Vous avez en stock des denrées alimentaires que vous ne pouvez plus commercialiser ? Plutôt que de les mettre à la benne, pourquoi ne pas faire œuvre utile en les donnant à une association ?

Depuis la loi anti gaspillage du 11 février 2016, les surfaces alimentaires de plus de 400 m2 sont tenues de valoriser leurs invendus. Résultat : 94 % des hypers et supermarchés pratiquent aujourd’hui le don de denrées alimentaires aux associations, selon le Baromètre 2018 de la valorisation des invendus en grande distribution Ipsos-Comerso. Si cette obligation ne concerne pas les autres acteurs du secteur - détaillants, restaurateurs, traiteurs, petits producteurs ou transformateurs - rien ne les empêche de faire don de leurs surplus de denrées alimentaires. Bien au contraire.
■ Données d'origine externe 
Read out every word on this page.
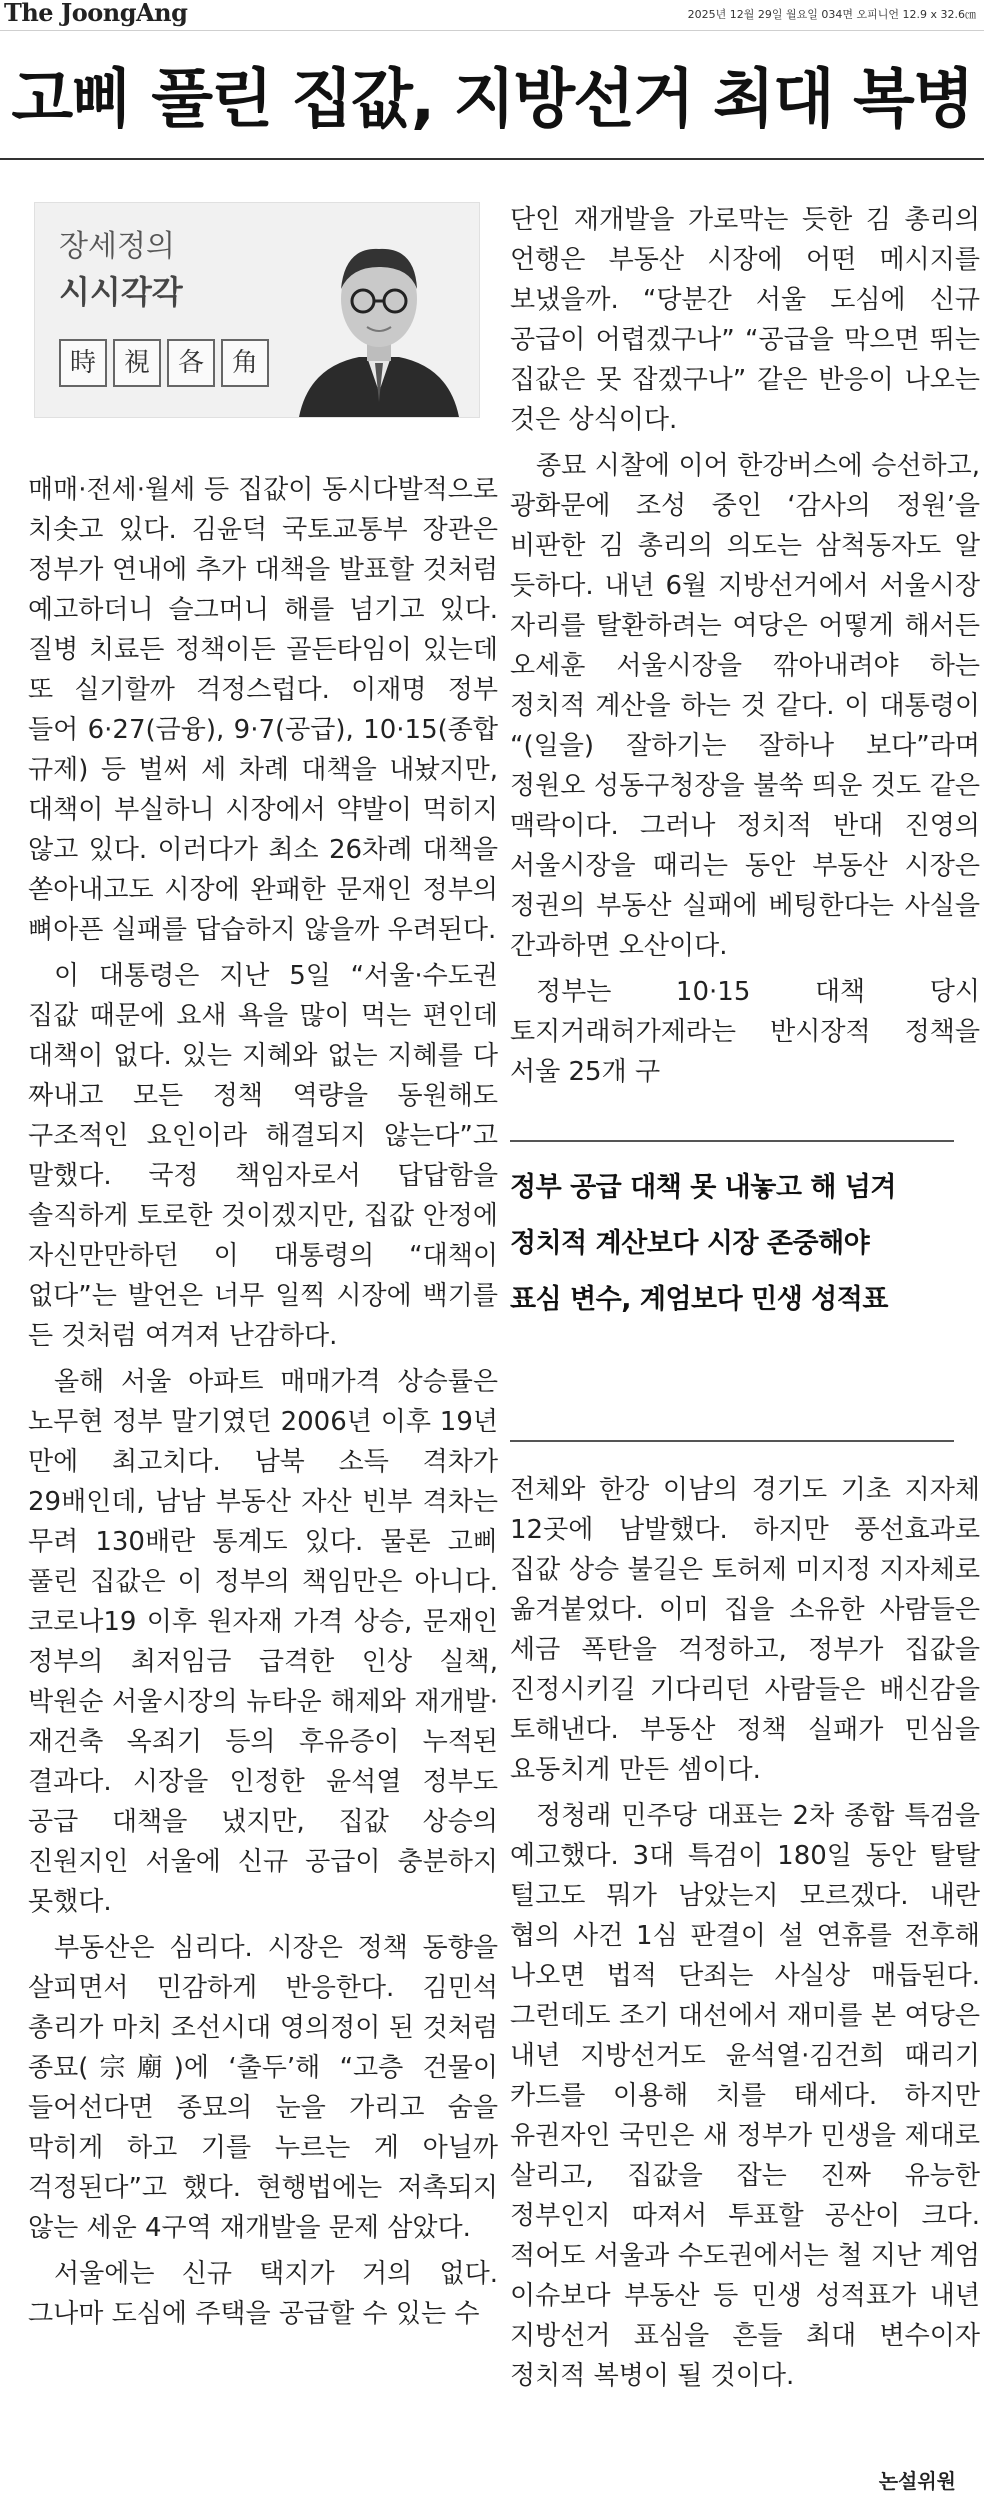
The JoongAng	2025년 12월 29일 월요일 034면 오피니언 12.9 x 32.6㎝
고삐 풀린 집값, 지방선거 최대 복병
장세정의
시시각각
時	視	各	角

매매·전세·월세 등 집값이 동시다발적으로 치솟고 있다. 김윤덕 국토교통부 장관은 정부가 연내에 추가 대책을 발표할 것처럼 예고하더니 슬그머니 해를 넘기고 있다. 질병 치료든 정책이든 골든타임이 있는데 또 실기할까 걱정스럽다. 이재명 정부 들어 6·27(금융), 9·7(공급), 10·15(종합 규제) 등 벌써 세 차례 대책을 내놨지만, 대책이 부실하니 시장에서 약발이 먹히지 않고 있다. 이러다가 최소 26차례 대책을 쏟아내고도 시장에 완패한 문재인 정부의 뼈아픈 실패를 답습하지 않을까 우려된다.

이 대통령은 지난 5일 “서울·수도권 집값 때문에 요새 욕을 많이 먹는 편인데 대책이 없다. 있는 지혜와 없는 지혜를 다 짜내고 모든 정책 역량을 동원해도 구조적인 요인이라 해결되지 않는다”고 말했다. 국정 책임자로서 답답함을 솔직하게 토로한 것이겠지만, 집값 안정에 자신만만하던 이 대통령의 “대책이 없다”는 발언은 너무 일찍 시장에 백기를 든 것처럼 여겨져 난감하다.

올해 서울 아파트 매매가격 상승률은 노무현 정부 말기였던 2006년 이후 19년 만에 최고치다. 남북 소득 격차가 29배인데, 남남 부동산 자산 빈부 격차는 무려 130배란 통계도 있다. 물론 고삐 풀린 집값은 이 정부의 책임만은 아니다. 코로나19 이후 원자재 가격 상승, 문재인 정부의 최저임금 급격한 인상 실책, 박원순 서울시장의 뉴타운 해제와 재개발·재건축 옥죄기 등의 후유증이 누적된 결과다. 시장을 인정한 윤석열 정부도 공급 대책을 냈지만, 집값 상승의 진원지인 서울에 신규 공급이 충분하지 못했다.

부동산은 심리다. 시장은 정책 동향을 살피면서 민감하게 반응한다. 김민석 총리가 마치 조선시대 영의정이 된 것처럼 종묘(宗廟)에 ‘출두’해 “고층 건물이 들어선다면 종묘의 눈을 가리고 숨을 막히게 하고 기를 누르는 게 아닐까 걱정된다”고 했다. 현행법에는 저촉되지 않는 세운 4구역 재개발을 문제 삼았다.

서울에는 신규 택지가 거의 없다. 그나마 도심에 주택을 공급할 수 있는 수

단인 재개발을 가로막는 듯한 김 총리의 언행은 부동산 시장에 어떤 메시지를 보냈을까. “당분간 서울 도심에 신규 공급이 어렵겠구나” “공급을 막으면 뛰는 집값은 못 잡겠구나” 같은 반응이 나오는 것은 상식이다.

종묘 시찰에 이어 한강버스에 승선하고, 광화문에 조성 중인 ‘감사의 정원’을 비판한 김 총리의 의도는 삼척동자도 알 듯하다. 내년 6월 지방선거에서 서울시장 자리를 탈환하려는 여당은 어떻게 해서든 오세훈 서울시장을 깎아내려야 하는 정치적 계산을 하는 것 같다. 이 대통령이 “(일을) 잘하기는 잘하나 보다”라며 정원오 성동구청장을 불쑥 띄운 것도 같은 맥락이다. 그러나 정치적 반대 진영의 서울시장을 때리는 동안 부동산 시장은 정권의 부동산 실패에 베팅한다는 사실을 간과하면 오산이다.

정부는 10·15 대책 당시 토지거래허가제라는 반시장적 정책을 서울 25개 구

정부 공급 대책 못 내놓고 해 넘겨
정치적 계산보다 시장 존중해야
표심 변수, 계엄보다 민생 성적표

전체와 한강 이남의 경기도 기초 지자체 12곳에 남발했다. 하지만 풍선효과로 집값 상승 불길은 토허제 미지정 지자체로 옮겨붙었다. 이미 집을 소유한 사람들은 세금 폭탄을 걱정하고, 정부가 집값을 진정시키길 기다리던 사람들은 배신감을 토해낸다. 부동산 정책 실패가 민심을 요동치게 만든 셈이다.

정청래 민주당 대표는 2차 종합 특검을 예고했다. 3대 특검이 180일 동안 탈탈 털고도 뭐가 남았는지 모르겠다. 내란 협의 사건 1심 판결이 설 연휴를 전후해 나오면 법적 단죄는 사실상 매듭된다. 그런데도 조기 대선에서 재미를 본 여당은 내년 지방선거도 윤석열·김건희 때리기 카드를 이용해 치를 태세다. 하지만 유권자인 국민은 새 정부가 민생을 제대로 살리고, 집값을 잡는 진짜 유능한 정부인지 따져서 투표할 공산이 크다. 적어도 서울과 수도권에서는 철 지난 계엄 이슈보다 부동산 등 민생 성적표가 내년 지방선거 표심을 흔들 최대 변수이자 정치적 복병이 될 것이다.

논설위원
Les dons aux associations ne se limitent pas à la nourriture

De nombreux produits sont susceptibles d’intéresser les associations, en particulier ceux qui se conservent facilement : riz, pâtes, conserves, huile, sucre, farine, etc. Les denrées alimentaires périssables sont aussi recherchées, dès lors que leur date limite de consommation n’est pas dépassée et qu’elles ont été conservées dans de bonnes conditions. Seuls certains aliments ne sont pas collectés, compte tenu de leur sensibilité aux risques bactériologiques : fromages à la coupe, plats vendus chauds, coquillages, etc.
Vous avez d’autres produits à donner que de la nourriture ? Sachez que certaines associations, le Secours Populaire et Les restaurants du Cœur notamment, acceptent les dons d’objets : vêtements, linge de maison, produits d’hygiène, jouets, livres, mobilier…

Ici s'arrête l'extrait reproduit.